The study results revealed that from 2003 to 2006 there were 171 female veteran suicide cases vs 5174 nonveteran female suicides. A total of 75 (44%) women veterans shot themselves, and 96 (56%) died by other methods. In contrast, 33% of nonveteran women died by firearms. The odds ratio for suicide for female veterans vs other women was 1.79.

In addition, suicide among nonveteran women was greatest between the ages of 35 and 64 years. In contrast, the peak age for suicide among military women was much younger — between 18 and 34 years.

"Women veterans are at about 79% greater risk of suicide than nonveteran women, and this risk varies markedly by age. The bottom line for clinicians is that even if you are outside the Veterans Affairs system, you will be seeing veterans in your practice, and some of them will be women who may well be at elevated risk of suicide," said Dr. McFarland.

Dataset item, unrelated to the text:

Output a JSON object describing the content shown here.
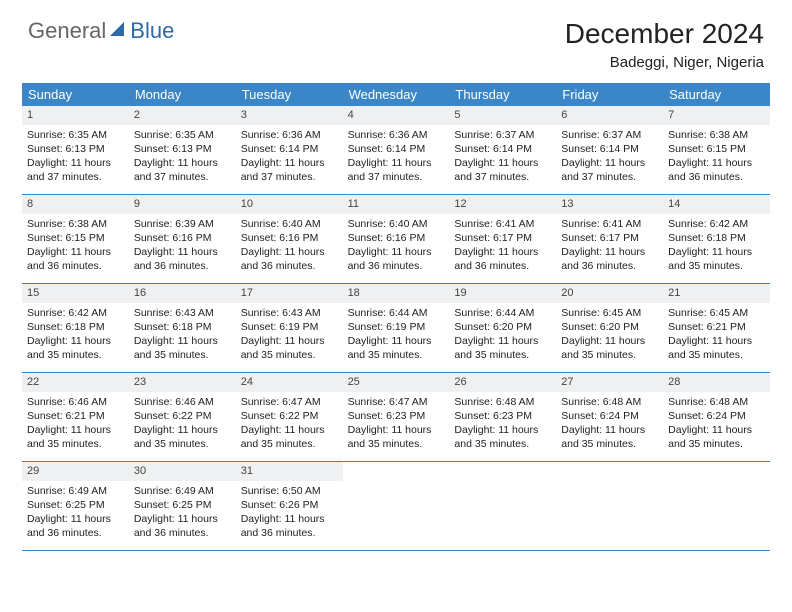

"Clinicians should ask their female patients about military service and also inquire about low mood and difficulty with sleep or appetite, as well as problems with substance abuse, thoughts about suicide, and access to firearms," he added.

The study was supported by the National Institute of Mental Health and the American Foundation for Suicide Prevention Distinguished Investigator Award.

American Psychiatric Association 162nd Annual Meeting: Abstract SCR 21-61. Presented May 20, 2009.